First, (MVT-hd) is true if
$$
u_k^T\nabla^2 f(z) (x-y) =u_k^T( \nabla f(x) – \nabla f(y)).\tag{MVT-hd}
$$
for some set of $u_1,u_2,…,u_n$ spanning $\mathbb R^n$. To make life easy, let’s pick the standard basis. Then,
$$
e_k^T\nabla^2 f(z)(x-y) = \sum_{i=1}^n \frac{\partial f(u)^2}{\partial u_k\partial u_k}\Bigg|_{u=z} \cdot (x_i-y_i)
$$
and
$$
e_k^T(\nabla f(x)-\nabla f(y)) = \frac{\partial f(u)}{\partial u_k}\Bigg|_{u=x}- \frac{\partial f(u)}{\partial u_k}\Bigg|_{u=y}
$$
Let us now define some dummy 1-D functions as
$$
g_k(\alpha) = \frac{\partial f(u)}{\partial u_k}\Bigg|_{u=x+\alpha(y-x)}
$$
Then,
$$
e_k^T(\nabla f(x)-\nabla f(y))=g_k(1)-g_k(0)
$$
and
$$
g’_k(\alpha) = \sum_{j=1}^n \frac{\partial^2 f(u)}{\partial u_k\partial u_j}\Bigg|_{u=x+\alpha(y-x)}.\cdot (y_j-x_j)
$$
Now this is very promising! because now we can invoke MVT on $g_k(\alpha)$ and say that there must exist some $0\leq \bar \alpha \leq 1$ where
$$
g_k(1)-g_k(0)=g’_k(\bar\alpha)\iff e_k^T(\nabla f(x)-\nabla f(y)) = \sum_{j=1}^n \frac{\partial^2 f(u)}{\partial u_k\partial u_j}\Bigg|_{u=x+\bar \alpha(y-x)}\cdot (y_j-x_j).
$$
However, there’s one catch: there’s no reason to assume that this $\bar\alpha$ is the same point for each $k$. So, while (MVT-hd) has one $z$ for its relation, here, we’ve got $n$ different $\bar \alpha_k$s, corresponding to each $g_k$.

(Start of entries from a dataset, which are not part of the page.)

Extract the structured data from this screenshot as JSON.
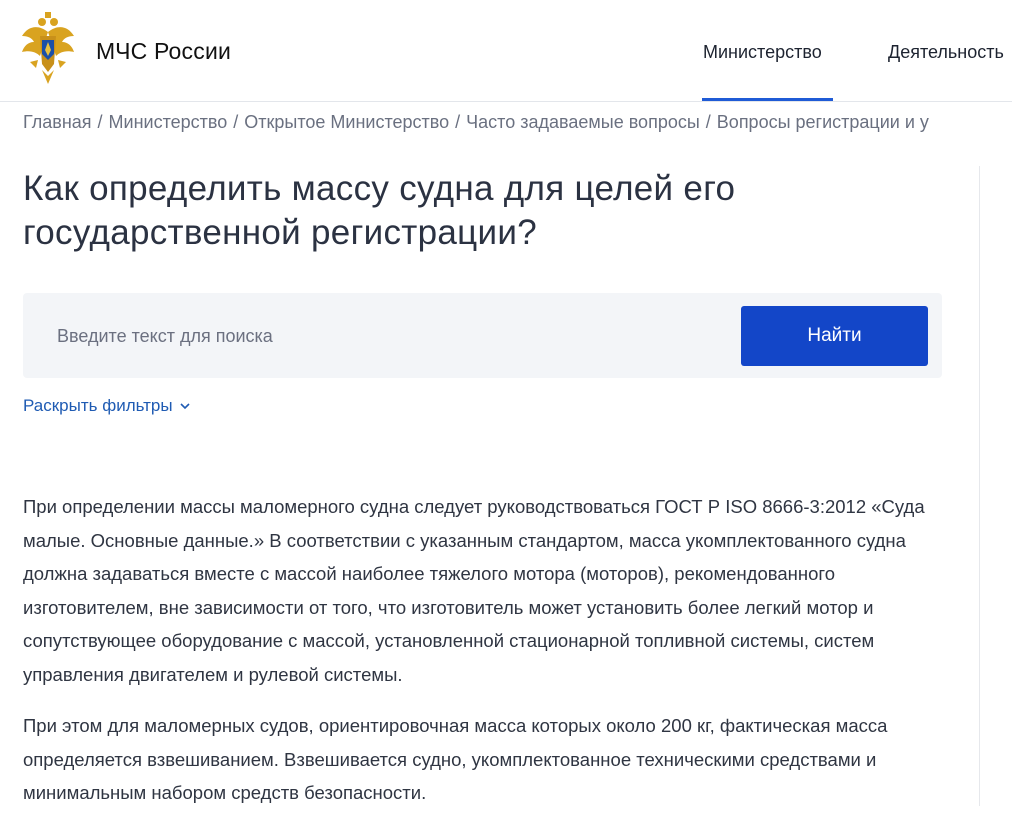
{
  "header": {
    "brand": "МЧС России",
    "nav": {
      "ministry": "Министерство",
      "activity": "Деятельность"
    }
  },
  "breadcrumb": [
    "Главная",
    "Министерство",
    "Открытое Министерство",
    "Часто задаваемые вопросы",
    "Вопросы регистрации и у"
  ],
  "breadcrumb_separator": "/",
  "page": {
    "title": "Как определить массу судна для целей его государственной регистрации?"
  },
  "search": {
    "placeholder": "Введите текст для поиска",
    "button_label": "Найти"
  },
  "filters": {
    "toggle_label": "Раскрыть фильтры"
  },
  "content": {
    "paragraph1": "При определении массы маломерного судна следует руководствоваться ГОСТ Р ISO 8666-3:2012 «Суда малые. Основные данные.» В соответствии с указанным стандартом, масса укомплектованного судна должна задаваться вместе с массой наиболее тяжелого мотора (моторов), рекомендованного изготовителем, вне зависимости от того, что изготовитель может установить более легкий мотор и сопутствующее оборудование с массой, установленной стационарной топливной системы, систем управления двигателем и рулевой системы.",
    "paragraph2": "При этом для маломерных судов, ориентировочная масса которых около 200 кг, фактическая масса определяется взвешиванием. Взвешивается судно, укомплектованное техническими средствами и минимальным набором средств безопасности."
  },
  "colors": {
    "accent": "#1f5bd6",
    "button": "#1346c8",
    "link": "#1f5bb3",
    "panel": "#f3f5f8"
  }
}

Of course, you could always create a new function $g(\alpha) = \sum_k u_k g_k(\alpha)$, and following the same analysis, you could show that, for any $u$, there exists some $z$ where
$$
u^T\nabla^2 f(z) (x-y) =u^T( \nabla f(x) – \nabla f(y)).\tag{MVT-hd-proj}
$$
It turns out that this alone is enough for me to prove most of what I need. However, right now I am hesitant to say that one unique $z$ exists for all $u$.
I hope to be proven wrong, but in the meantime, I shall begin my search for a counterexample!